Cosa ha detto esattamente il cardinale Fernández
Durante il suo intervento, Fernández ha sostenuto che nel corso della storia si sono commesse atrocità quando l’essere umano ha creduto di possedere la verità in modo assoluto, senza riconoscere limiti né esercitare la necessaria umiltà. Per illustrare questa idea, ha integrato in una stessa riflessione morale diversi episodi storici estremi, tra cui l’Inquisizione e l’Olocausto.
Il cardinale non ha affermato in modo letterale che entrambi i fenomeni siano identici né moralmente equivalenti. Tuttavia, collocandoli all’interno di una stessa categoria esplicativa e attribuendo loro una causa comune, ha stabilito un’analogia che ha generato dibattito per la sua portata storica e istituzionale.
Da dove provengono queste parole
La rilevanza di queste dichiarazioni non risiede unicamente nel loro contenuto, ma nella posizione da cui vengono formulate. Fernández non parlava come storico esterno né come analista indipendente, ma come prefetto del Dicastero per la Dottrina della Fede, organismo che, dal punto di vista giuridico e istituzionale, è il successore diretto dell’antico Santo Ufficio, noto storicamente come l’Inquisizione romana.
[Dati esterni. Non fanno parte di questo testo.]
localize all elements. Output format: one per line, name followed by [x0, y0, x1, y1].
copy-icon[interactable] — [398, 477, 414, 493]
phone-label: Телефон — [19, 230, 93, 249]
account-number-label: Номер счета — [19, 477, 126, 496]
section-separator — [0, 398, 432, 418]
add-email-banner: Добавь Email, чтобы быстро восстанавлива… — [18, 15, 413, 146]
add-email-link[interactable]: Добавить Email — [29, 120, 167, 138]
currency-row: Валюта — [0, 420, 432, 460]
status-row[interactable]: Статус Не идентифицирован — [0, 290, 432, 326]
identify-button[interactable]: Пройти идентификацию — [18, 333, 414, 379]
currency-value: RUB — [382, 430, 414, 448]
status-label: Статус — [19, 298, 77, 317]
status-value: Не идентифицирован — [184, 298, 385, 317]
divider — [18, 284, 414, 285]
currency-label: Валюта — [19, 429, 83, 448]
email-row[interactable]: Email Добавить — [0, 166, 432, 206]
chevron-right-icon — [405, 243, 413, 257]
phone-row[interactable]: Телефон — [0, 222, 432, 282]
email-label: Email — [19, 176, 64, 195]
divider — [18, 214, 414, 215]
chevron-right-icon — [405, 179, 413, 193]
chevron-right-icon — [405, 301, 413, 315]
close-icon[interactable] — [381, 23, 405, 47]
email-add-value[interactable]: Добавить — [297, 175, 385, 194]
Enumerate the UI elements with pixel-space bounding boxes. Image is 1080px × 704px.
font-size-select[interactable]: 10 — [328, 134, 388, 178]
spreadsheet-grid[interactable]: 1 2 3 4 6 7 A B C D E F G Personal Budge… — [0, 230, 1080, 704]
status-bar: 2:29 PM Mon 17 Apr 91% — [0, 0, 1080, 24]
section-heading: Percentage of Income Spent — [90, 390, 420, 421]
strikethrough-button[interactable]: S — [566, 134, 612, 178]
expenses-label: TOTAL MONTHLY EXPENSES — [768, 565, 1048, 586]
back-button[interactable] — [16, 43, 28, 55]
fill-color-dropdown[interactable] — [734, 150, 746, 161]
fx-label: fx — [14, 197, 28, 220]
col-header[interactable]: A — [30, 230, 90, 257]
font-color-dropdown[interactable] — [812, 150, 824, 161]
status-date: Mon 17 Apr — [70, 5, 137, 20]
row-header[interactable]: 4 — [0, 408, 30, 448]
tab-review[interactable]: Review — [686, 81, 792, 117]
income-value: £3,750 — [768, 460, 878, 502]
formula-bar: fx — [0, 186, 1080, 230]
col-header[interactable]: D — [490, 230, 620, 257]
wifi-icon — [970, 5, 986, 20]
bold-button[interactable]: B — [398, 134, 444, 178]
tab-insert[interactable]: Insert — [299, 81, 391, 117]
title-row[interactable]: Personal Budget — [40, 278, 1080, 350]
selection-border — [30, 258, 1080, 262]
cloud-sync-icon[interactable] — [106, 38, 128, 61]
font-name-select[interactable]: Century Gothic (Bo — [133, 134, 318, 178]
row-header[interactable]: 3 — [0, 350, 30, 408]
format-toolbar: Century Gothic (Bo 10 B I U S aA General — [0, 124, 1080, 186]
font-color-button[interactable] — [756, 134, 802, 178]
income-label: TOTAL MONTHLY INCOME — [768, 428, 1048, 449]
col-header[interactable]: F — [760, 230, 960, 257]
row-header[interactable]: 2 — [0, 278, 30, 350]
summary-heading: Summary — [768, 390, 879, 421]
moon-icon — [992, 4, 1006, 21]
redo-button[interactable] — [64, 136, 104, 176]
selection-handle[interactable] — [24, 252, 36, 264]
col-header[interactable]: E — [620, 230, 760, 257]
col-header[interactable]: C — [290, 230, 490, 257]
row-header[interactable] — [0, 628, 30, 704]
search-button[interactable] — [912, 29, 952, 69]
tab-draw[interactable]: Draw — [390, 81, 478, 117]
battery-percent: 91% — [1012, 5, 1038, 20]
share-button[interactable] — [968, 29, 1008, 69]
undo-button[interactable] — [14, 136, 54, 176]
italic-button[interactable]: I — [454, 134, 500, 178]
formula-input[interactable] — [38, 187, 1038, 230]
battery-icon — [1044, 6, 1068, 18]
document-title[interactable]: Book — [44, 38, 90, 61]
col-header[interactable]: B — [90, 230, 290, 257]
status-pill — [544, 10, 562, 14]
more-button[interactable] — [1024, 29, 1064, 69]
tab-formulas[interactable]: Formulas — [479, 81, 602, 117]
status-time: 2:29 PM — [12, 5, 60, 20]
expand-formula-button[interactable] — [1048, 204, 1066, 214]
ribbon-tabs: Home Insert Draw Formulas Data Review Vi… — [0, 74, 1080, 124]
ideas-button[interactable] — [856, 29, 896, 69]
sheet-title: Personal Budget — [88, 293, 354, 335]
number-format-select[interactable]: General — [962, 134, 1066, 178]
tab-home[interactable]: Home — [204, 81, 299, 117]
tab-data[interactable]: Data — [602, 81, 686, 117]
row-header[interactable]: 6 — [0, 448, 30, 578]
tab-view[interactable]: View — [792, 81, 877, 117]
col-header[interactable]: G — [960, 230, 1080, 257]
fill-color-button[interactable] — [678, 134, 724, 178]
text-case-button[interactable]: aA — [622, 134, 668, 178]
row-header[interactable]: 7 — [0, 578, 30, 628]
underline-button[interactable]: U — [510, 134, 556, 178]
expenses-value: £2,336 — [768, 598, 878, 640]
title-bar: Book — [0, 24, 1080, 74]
Il fatto che queste riflessioni siano state formulate proprio dalla sede dell’antico Santo Ufficio conferisce all’analogia un significato simbolico particolare, trattandosi dell’istituzione storicamente identificata con la difesa dell’ortodossia dottrinale nella Chiesa cattolica.
Un’equiparazione infame
Da un punto di vista discorsivo, l’equiparazione non richiede di affermare espressamente che due realtà siano identiche. Basta includerle in una stessa categoria morale e spiegarle come conseguenza di una causa comune. Presentando l’Inquisizione e l’Olocausto come esempi degli eccessi derivati dalla verità imposta senza limiti, Tucho stabilisce un’omologazione concettuale che li colloca sullo stesso piano esplicativo.
Questo tipo di ragionamento è frequente nei discorsi morali contemporanei, ma risulta particolarmente problematico quando si applica a fenomeni storici radicalmente diversi e, soprattutto, quando si formula da un’autorità istituzionale direttamente legata a uno di essi.
Da una prospettiva storica e giuridica, il confronto pone serie difficoltà. Il Santo Ufficio era un tribunale ecclesiastico integrato nell’ordine giuridico del suo tempo, con procedure scritte, accuse tipificate, possibilità di difesa e una finalità fondamentalmente dottrinale e correzionale.
L’Olocausto, al contrario, è stato un progetto statale moderno, ideologico e razziale, orientato all’eliminazione fisica sistematica di milioni di persone per il mero fatto di esistere. Non vi è stato processo, né difesa, né correzione possibile, ma sterminio pianificato. La differenza tra i due fenomeni non è di grado, ma di natura.
Il retroscena della leggenda nera
L’equiparazione tra l’Inquisizione e i totalitarismi del XX secolo costituisce uno degli assi classici della cosiddetta leggenda nera. Questa narrazione trasferisce categorie morali contemporanee a istituzioni di altri secoli per presentarle come antecedenti diretti del genocidio moderno.
L’istoriografia specializzata ha dimostrato che il Santo Ufficio ha agito in molti contesti come istanza di contenimento di violenze civili fuori controllo e che le pene più gravi sono state eccezionali ed eseguite dal potere secolare. Riconoscere abusi storici non richiede di accettare analogie che distorcono la natura delle istituzioni.
Una questione istituzionale
Oltre all’intenzione soggettiva del cardinale Fernández, le sue parole pongono una questione di fondo. Quando il responsabile del dicastero erede del Santo Ufficio adotta, anche implicitamente, un quadro concettuale che avvicina quell’istituzione a tragedie proprie del totalitarismo moderno, l’effetto non è solo retorico, ma istituzionale.